25 stances tracked · 1 shift
Marjorie Michel’s office stated the Liberals are only committed to protecting existing pharmacare funding agreements with provinces and territories, indicating the federal government is not committing to negotiate or expand new national pharmacare deals beyond those already reached.
Marjorie Michel says the federal department is not currently in active talks to sign more pharmacare agreements; four provinces already have coverage. She is continuing conversations with provinces and territories on next steps and notes differences over which drugs to cover.
Marjorie Michel says urgent action is needed to improve men’s health—highlighting high rates of substance use disorder and certain cancers—and argues that enhancing men’s health will reduce suffering, improve well-being and save billions annually, supporting a men’s health strategy.
Marjorie Michel supports creating a national men’s health strategy and launched an online consultation to inform it. She says Canada must take action to improve the health of men and boys, favouring a non-partisan approach and cooperation with governments and community organizations.
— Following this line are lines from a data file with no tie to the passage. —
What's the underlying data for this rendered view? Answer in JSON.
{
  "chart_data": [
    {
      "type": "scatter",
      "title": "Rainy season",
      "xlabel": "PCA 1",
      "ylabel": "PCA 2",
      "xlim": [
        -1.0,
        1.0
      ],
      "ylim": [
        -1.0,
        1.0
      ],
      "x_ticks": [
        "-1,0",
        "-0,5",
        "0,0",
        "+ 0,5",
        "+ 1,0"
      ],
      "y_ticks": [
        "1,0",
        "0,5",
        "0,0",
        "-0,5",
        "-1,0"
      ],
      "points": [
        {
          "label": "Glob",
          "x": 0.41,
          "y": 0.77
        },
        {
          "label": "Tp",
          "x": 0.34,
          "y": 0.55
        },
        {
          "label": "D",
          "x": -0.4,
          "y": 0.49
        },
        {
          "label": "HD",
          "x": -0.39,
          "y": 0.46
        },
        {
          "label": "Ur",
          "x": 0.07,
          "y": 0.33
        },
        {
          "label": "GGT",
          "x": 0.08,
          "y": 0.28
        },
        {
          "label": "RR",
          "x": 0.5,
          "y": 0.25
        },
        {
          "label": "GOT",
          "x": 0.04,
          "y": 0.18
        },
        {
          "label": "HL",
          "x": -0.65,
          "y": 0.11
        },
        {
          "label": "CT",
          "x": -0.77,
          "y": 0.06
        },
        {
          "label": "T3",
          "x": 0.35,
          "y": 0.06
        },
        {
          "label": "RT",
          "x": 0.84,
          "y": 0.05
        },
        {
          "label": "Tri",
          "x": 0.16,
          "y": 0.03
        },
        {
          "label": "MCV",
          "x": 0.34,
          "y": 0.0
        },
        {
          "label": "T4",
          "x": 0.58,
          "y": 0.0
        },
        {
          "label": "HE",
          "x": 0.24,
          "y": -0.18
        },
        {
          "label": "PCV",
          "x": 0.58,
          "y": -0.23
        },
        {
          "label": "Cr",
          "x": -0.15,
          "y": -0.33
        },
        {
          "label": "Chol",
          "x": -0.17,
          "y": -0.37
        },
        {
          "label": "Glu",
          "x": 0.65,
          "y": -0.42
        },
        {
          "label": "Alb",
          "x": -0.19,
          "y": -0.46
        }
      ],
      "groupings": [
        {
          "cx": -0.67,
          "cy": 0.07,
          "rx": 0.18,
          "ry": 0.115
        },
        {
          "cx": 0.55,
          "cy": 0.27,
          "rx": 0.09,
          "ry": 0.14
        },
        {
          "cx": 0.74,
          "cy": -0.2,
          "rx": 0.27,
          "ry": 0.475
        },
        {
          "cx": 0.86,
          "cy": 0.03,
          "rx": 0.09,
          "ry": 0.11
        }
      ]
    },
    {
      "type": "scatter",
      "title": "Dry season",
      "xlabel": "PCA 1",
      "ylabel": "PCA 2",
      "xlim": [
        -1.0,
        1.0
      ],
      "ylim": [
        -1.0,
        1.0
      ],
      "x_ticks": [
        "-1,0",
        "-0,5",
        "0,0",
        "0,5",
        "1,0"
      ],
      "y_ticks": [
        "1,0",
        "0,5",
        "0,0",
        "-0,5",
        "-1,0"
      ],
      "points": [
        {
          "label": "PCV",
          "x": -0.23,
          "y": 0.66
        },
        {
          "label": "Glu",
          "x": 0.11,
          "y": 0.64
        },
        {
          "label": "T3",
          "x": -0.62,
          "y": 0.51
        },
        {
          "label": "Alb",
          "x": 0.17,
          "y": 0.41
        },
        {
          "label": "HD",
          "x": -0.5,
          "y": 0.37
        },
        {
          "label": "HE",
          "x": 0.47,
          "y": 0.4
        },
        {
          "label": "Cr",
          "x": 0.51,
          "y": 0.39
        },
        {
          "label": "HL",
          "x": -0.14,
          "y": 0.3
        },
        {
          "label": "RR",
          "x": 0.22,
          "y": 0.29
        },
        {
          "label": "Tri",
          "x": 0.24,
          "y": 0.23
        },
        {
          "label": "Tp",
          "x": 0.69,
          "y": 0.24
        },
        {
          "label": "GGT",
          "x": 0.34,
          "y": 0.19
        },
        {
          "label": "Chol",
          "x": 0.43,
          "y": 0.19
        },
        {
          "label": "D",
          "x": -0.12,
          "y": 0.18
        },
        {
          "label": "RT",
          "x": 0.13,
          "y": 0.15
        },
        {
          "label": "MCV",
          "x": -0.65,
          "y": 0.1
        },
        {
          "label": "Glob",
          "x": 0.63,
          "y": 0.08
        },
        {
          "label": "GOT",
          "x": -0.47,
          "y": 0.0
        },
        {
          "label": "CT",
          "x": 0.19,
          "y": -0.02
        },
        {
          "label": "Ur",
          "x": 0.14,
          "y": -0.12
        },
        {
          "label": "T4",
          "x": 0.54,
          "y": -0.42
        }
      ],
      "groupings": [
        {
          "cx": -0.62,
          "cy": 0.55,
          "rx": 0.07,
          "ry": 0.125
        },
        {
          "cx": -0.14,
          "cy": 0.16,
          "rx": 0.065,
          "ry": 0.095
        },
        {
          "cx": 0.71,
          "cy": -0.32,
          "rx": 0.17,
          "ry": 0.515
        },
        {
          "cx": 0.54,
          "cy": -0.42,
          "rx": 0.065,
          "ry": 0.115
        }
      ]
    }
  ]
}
Marjorie Michel supports investing in community-driven, culturally relevant, evidence-based addiction and overdose-response services, favoring local, collaborative, wraparound care rather than one-size-fits-all solutions to ensure people have access to care and support close to home.
Marjorie Michel supports legislation to enable safe sharing of digital health information across electronic systems, advocating breaking down data silos to improve care integration, patient access to records, and overall health-system connectivity.
Michel opposes moves that weaken universal vaccination norms, warning that the U.S. removal of a universal hepatitis B infant recommendation could harm Canadians. She stresses coordinated, nationwide vaccination policy, building trust in science, and protecting public health.
Marjorie Michel said her government is reviewing the expert committee's pharmacare recommendations but made no commitment to implement them, stressed such panels are non-binding, and stated her role is to negotiate bilateral deals with provinces and territories rather than proceed unilaterally.
Marjorie Michel says enrolling people is the essential first step to enable access to dental services; she emphasizes the program is new, acknowledges uptake may lag, and says her department is monitoring provider fees and working with providers to protect access and improve the program.
Voting Yea means supporting integration of addiction services into responses to drug possession and prioritizing treatment over punishment.